Die Überwachung des Finanzplatzes, so zeigt der Fall der Credit Suisse, war ungenügend. Die SNB ist mitverantwortlich, denn ihr obliegt die makroprudenzielle Überwachung. Wenn man Probleme erkennt, dann ist rasches Eingreifen und keine Verzögerungstaktik gefragt.

Die Publikation der Bankenstatistiken ist in den letzten Jahren immer dürftiger und weniger aussagekräftig geworden. Nun will man aus Rücksicht auf die Börse sogar die detaillierten Zahlen der Gruppe Grossbanken nicht mehr offenlegen, weil diese Bankenkategorie nur noch eine Bank, nämlich die UBS, umfasse und damit börsenrelevante Informationen indirekt erhältlich wären. Dafür beschäftigt man sich mit digitalem Notenbankgeld und der Nachhaltigkeit, die dem einzelnen Bürger wohl ausser Kosten nichts bringen werden.

Die Milliardenverluste der SNB werden zwar immer wieder durch Gegenbewegungen an den Devisen- und Zinsmärkten gemildert, aber die Anlagepolitik der letzten Jahre war alles andere als glücklich. Insbesondere die Verkäufe der «nicht mehr benötigten Goldbestände» zu Schleuderpreisen oder die politische Einflussnahme zur Abwehr der SVP-Goldinitiative haben der Schweiz massiv geschadet, denn in beiden Fällen wurden zweistellige Milliardengewinne vertan.

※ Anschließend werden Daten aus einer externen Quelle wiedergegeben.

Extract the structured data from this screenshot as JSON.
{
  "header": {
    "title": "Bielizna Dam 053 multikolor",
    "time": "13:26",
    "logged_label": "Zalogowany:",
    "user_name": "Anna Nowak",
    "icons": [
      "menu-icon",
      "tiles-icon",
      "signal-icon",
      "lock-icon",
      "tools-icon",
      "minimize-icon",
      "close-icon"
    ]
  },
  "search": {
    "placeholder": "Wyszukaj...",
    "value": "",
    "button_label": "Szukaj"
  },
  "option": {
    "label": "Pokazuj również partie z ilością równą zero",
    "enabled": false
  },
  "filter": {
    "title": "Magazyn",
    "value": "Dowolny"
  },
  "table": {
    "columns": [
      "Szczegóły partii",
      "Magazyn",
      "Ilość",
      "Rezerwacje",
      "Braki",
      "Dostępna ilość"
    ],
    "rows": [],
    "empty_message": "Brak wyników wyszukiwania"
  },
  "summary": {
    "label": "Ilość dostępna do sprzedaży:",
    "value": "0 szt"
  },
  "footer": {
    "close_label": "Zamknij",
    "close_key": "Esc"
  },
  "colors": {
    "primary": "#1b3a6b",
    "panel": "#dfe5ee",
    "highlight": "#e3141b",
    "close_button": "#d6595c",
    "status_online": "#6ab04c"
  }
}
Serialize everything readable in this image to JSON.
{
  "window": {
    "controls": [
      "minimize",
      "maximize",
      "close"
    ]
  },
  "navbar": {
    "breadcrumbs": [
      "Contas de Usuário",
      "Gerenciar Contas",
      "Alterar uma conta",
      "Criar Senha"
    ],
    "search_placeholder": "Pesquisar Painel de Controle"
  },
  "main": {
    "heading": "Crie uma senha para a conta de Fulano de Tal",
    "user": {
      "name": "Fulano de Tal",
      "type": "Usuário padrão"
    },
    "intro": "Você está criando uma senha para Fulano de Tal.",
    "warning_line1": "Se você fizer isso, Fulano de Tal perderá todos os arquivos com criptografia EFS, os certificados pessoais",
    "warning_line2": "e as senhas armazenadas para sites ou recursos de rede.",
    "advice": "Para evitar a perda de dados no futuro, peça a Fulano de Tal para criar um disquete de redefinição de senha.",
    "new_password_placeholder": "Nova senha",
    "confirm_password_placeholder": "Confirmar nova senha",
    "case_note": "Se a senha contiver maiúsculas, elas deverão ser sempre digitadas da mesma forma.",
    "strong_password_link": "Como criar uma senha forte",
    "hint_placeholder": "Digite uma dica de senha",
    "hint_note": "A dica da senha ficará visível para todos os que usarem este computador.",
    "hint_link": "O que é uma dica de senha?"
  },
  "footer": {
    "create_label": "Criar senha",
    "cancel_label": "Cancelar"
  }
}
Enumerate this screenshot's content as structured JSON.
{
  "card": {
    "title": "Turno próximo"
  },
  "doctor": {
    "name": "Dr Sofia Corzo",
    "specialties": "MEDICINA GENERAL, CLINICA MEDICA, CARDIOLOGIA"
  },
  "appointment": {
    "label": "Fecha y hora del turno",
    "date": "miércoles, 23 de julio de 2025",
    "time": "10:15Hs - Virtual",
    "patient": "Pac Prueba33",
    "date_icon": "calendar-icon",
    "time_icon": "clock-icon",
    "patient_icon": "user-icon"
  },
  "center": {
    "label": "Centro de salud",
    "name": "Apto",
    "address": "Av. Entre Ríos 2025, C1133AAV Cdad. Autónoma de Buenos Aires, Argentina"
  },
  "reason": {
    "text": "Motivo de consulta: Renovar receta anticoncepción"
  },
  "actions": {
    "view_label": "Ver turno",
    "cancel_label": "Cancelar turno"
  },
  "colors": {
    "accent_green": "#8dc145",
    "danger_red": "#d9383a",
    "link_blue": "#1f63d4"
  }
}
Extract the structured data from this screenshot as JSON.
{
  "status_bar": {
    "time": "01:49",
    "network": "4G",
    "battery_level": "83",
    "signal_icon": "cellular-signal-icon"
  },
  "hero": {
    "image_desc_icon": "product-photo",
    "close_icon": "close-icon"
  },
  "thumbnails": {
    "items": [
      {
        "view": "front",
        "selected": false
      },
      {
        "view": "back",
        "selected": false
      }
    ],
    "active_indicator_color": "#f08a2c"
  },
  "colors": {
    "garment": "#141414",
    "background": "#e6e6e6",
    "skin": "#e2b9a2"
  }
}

Aber vielleicht ergreift der neue starke Mann an der SNB-Spitze doch die Chance, die SNB wieder auf Vordermann zu bringen, wozu auch die Eindämmung der sehr hohen Löhne und des starken Wachstums der Belegschaft gehören.

Etwas mehr Bescheidenheit wäre angebracht, denn es ist ein Irrtum, zu glauben, die Franken-Stärke und die geringe Inflation seien das ausschliessliche Verdienst der SNB. Vielmehr sind es unsere innovative, konkurrenzfähige Wirtschaft mit ihren fleissigen, produktiven Mitarbeitenden und die politische Stabilität, die unserer Währung den Rücken stärken.

Die 3 Top-Kommentare zu "Nichts Neues im Elfenbeinturm: Mit Martin Schlegel als neuem SNB-Chef verpasst es der Bundesrat, einen externen Kandidaten mit Realitätsnähe an die Spitze der Schweizerischen Nationalbank zu bringen"
  • herby51

    Das ist gefährlich.Wenn er aus der Wirtschaft kommt besteht die Gefahr dass er den Franken schwächt.Es wäre von der WW super mal sich zu informieren ob da wieder die USA dahinterstecken.Also BlackRock und co.wenn dem so wäre, ist es der endgültige Untergang der Schweiz.

  • Kaiser Nero

    Werter Herr Kaufmann. Wie immer guter Artikel. Ich habe Sie schon zu Zeiten als Julius Bär Chefökonom sehr geschätzt.

  • stevenswissneu

    Allzu meckernder Kommentar des Herrn Kaufmann. Alles in allem war die SNB-Politik gut, bezw deutlich weniger schlecht als die EZB oder das FED. Gemessen am Goldpreis machen zwar alle Notenbanken eine jämmerlich lausige Falle, doch ersparten sie damit Deflation und Rezessionen. Zu hoffen ist, dass der neue Chef gegenüber der Politik nicht allzu biegsam sein wird. Zweifel bestehen.